The liberation of federal lawmakers came at a cost.

Sixty-five MPD officers suffered injuries.

Some went home that night with bruised and sprained limbs, broken noses, Taser injuries, concussions, and damaged lungs caused by chemical irritants and bear spray.

Cops were beaten with metal poles, badges were ripped off as they fought with rioters — some of them wearing Make America Great Again hats, others waving Trump and Confederate flags.

Vastly outnumbered by the mob within and outside the Capitol, the police did not retreat. “MPD’s police officers were engaged in a literal battle for hours. Many were forced into hand-to-hand combat,” acting police chief Robert J. Contee III testified to the House Appropriations Committee on Jan. 26.

Seven hours elapsed between the time Capitol Police called for help and the time when the House and Senate went back to work.

All the District’s costs are still being calculated, but Contee estimated that the department’s total “for the week of the insurrection is approximately $8.8 million.”

Why was the Capitol put in harm’s way?

Days before the sustained assault on the Capitol, then-President Donald Trump tweeted to his supporters to march on Washington to protest the count of electoral votes that would formalize Joe Biden’s victory.

Trump said, “Be there, will be wild!” They were, and it was.

Contee said last month that he “was stunned at the tepid response from Department of the Army, which was reluctant to send the D.C. National Guard to the Capitol.”

Let me take a crack at it. That likely would have entailed deploying Trump’s Department of the Army against Trump-provoked thugs. How does that sound?

But why refocus on a four-week-old insurrection?

First, to fully appreciate the shocking unreadiness of Capitol authorities compared with their District counterparts. Days before the attack, I learned from an MPD detective that all leave had been canceled and officers were pulling 12-hour shifts — which Contee confirmed in his testimony. Also in advance of Jan. 6, Mayor Muriel E. Bowser (D) alerted several area police departments to stand by, and more than 300 members of the D.C. National Guard were deployed on the streets to provide traffic control and crowd management.

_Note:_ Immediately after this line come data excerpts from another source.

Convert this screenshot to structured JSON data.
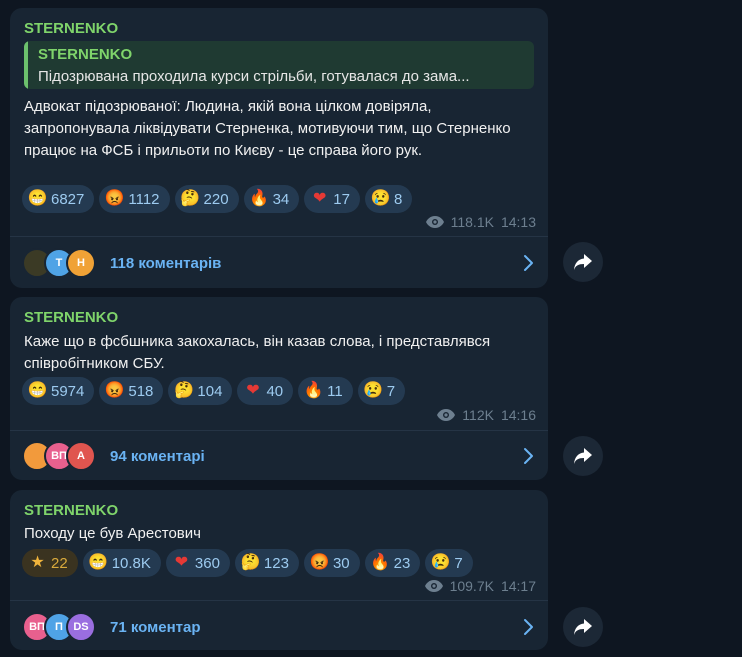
{
  "posts": [
    {
      "author": "STERNENKO",
      "reply": {
        "author": "STERNENKO",
        "text": "Підозрювана проходила курси стрільби, готувалася до зама..."
      },
      "text": "Адвокат підозрюваної: Людина, якій вона цілком довіряла, запропонувала ліквідувати Стерненка, мотивуючи тим, що Стерненко працює на ФСБ і прильоти по Києву - це справа його рук.",
      "reactions": [
        {
          "icon": "grinning-face-icon",
          "count": "6827"
        },
        {
          "icon": "angry-face-icon",
          "count": "1112"
        },
        {
          "icon": "thinking-face-icon",
          "count": "220"
        },
        {
          "icon": "fire-icon",
          "count": "34"
        },
        {
          "icon": "red-heart-icon",
          "count": "17"
        },
        {
          "icon": "crying-face-icon",
          "count": "8"
        }
      ],
      "views": "118.1K",
      "time": "14:13",
      "comments": {
        "label": "118 коментарів",
        "avatars": [
          {
            "text": "",
            "color": "#3b3a25"
          },
          {
            "text": "Т",
            "color": "#4fa3e6"
          },
          {
            "text": "Н",
            "color": "#f0a236"
          }
        ]
      }
    },
    {
      "author": "STERNENKO",
      "text": "Каже що в фсбшника закохалась, він казав слова, і представлявся співробітником СБУ.",
      "reactions": [
        {
          "icon": "grinning-face-icon",
          "count": "5974"
        },
        {
          "icon": "angry-face-icon",
          "count": "518"
        },
        {
          "icon": "thinking-face-icon",
          "count": "104"
        },
        {
          "icon": "red-heart-icon",
          "count": "40"
        },
        {
          "icon": "fire-icon",
          "count": "11"
        },
        {
          "icon": "crying-face-icon",
          "count": "7"
        }
      ],
      "views": "112K",
      "time": "14:16",
      "comments": {
        "label": "94 коментарі",
        "avatars": [
          {
            "text": "",
            "color": "#f29a3c"
          },
          {
            "text": "ВП",
            "color": "#e8608e"
          },
          {
            "text": "А",
            "color": "#e0554f"
          }
        ]
      }
    },
    {
      "author": "STERNENKO",
      "text": "Походу це був Арестович",
      "reactions": [
        {
          "icon": "star-icon",
          "count": "22",
          "paid": true
        },
        {
          "icon": "grinning-face-icon",
          "count": "10.8K"
        },
        {
          "icon": "red-heart-icon",
          "count": "360"
        },
        {
          "icon": "thinking-face-icon",
          "count": "123"
        },
        {
          "icon": "angry-face-icon",
          "count": "30"
        },
        {
          "icon": "fire-icon",
          "count": "23"
        },
        {
          "icon": "crying-face-icon",
          "count": "7"
        }
      ],
      "views": "109.7K",
      "time": "14:17",
      "comments": {
        "label": "71 коментар",
        "avatars": [
          {
            "text": "ВП",
            "color": "#e8608e"
          },
          {
            "text": "П",
            "color": "#4fa3e6"
          },
          {
            "text": "DS",
            "color": "#9a6ee0"
          }
        ]
      }
    }
  ],
  "emoji_glyphs": {
    "grinning-face-icon": "😁",
    "angry-face-icon": "😡",
    "thinking-face-icon": "🤔",
    "fire-icon": "🔥",
    "red-heart-icon": "❤",
    "crying-face-icon": "😢",
    "star-icon": "★"
  }
}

Second, and most important to this native Washingtonian, Congress, to this day, has not delivered formal recognition of the District of Columbia’s heroic role in saving the Republic.

The ingratitude is bipartisan and entrenched in both houses of Congress. The feds haven’t even acknowledged that the District deserves, at least, an IOU.

D.C. taxpayers are left with the tab for securing the Capitol and the rest of the federal enclave downtown.

Bailing out Congress is okay.

But District residents are not allowed a vote in Congress or have the authority to spend our locally raised tax dollars without congressional approval. We can help save the Capitol complex and the Supreme Court, but we can’t appoint our own judges. Unlike those in most state and local jurisdictions, the D.C. attorney general cannot prosecute adult felonies and serious misdemeanors in the city. That job is left up to a presidentially appointed U.S. attorney.

The federal government guards and flaunts its responsibility for protecting federal buildings stretching from the Library of Congress to the Lincoln Memorial and facilities scattered between.

That is, until violent constituents of members of Congress come to town to run wild through the Capitol. Presto — MPD officers on the front lines rescuing hunkered-down U.S. lawmakers and their vanquished police force.

Over the years, I have had much to say about the MPD, some of it pretty harsh. Much of it deserved, given the presence of some bad apples.

But not this time around.

And the District doesn’t get as much as a thank-you note from the neighboring Congress.

So, I’ll say it for them and, I suspect, many residents of our nation’s capital: Thank you, MPD. Well done.